Seit Pfingstsonntag neu im Deutschen Kameramuseum in Plech: Fast 40 Kartons und Koffer aus der Sammlung Christoph Zimmermann - voll mit 133 Filmkameras, 21 Filmprojektoren, drei Filmbetrachtern, zwei Bespurungsgeräten, einem Titelgerät, drei Unterwassergehäusen für Filmkameras und vielem mehr... Foto: Deutsches Kameramuseum
Seit Pfingstsonntag neu im Deutschen Kameramuseum in Plech: Fast 40 Kartons und Koffer aus der Sammlung Christoph Zimmermann - voll mit 133 Filmkameras, 21 Filmprojektoren, drei Filmbetrachtern, zwei Bespurungsgeräten, einem Titelgerät, drei Unterwassergehäusen für Filmkameras und vielem mehr... Foto: Deutsches Kameramuseum

Viele „exotischer“ Hersteller, aber auch bekannte Namen unter den neuen Exponaten

Mit großzügigen Spenden hat das Deutsche Kameramuseum seit Jahren reichlich positive Erfahrungen gemacht.

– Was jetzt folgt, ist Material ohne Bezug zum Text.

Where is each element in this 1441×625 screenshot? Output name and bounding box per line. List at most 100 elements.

Nicht selten werden der Plecher Einrichtung antike Kameras und wertvolle Projektoren, ganze Bibliotheken mit Zeitschriften und Fachbüchern oder erlesene Einzelstücke von der Leica bis zur Hasselblad kostenlos überlassen. Der Wert solcher einzelnen Spenden – genauer gesagt: solcher Zustiftungen zur fiduziarischen Stiftung Kameramuseum – kann schon mal schnell mehrere tausend Euro erreichen. Aber was die Museumsmacher um den früheren Pegnitzer Journalisten Kurt Tauber (66) jetzt gleich zweimal erlebten, stellt alle bisherigen freudigen Überraschungen in den Schatten.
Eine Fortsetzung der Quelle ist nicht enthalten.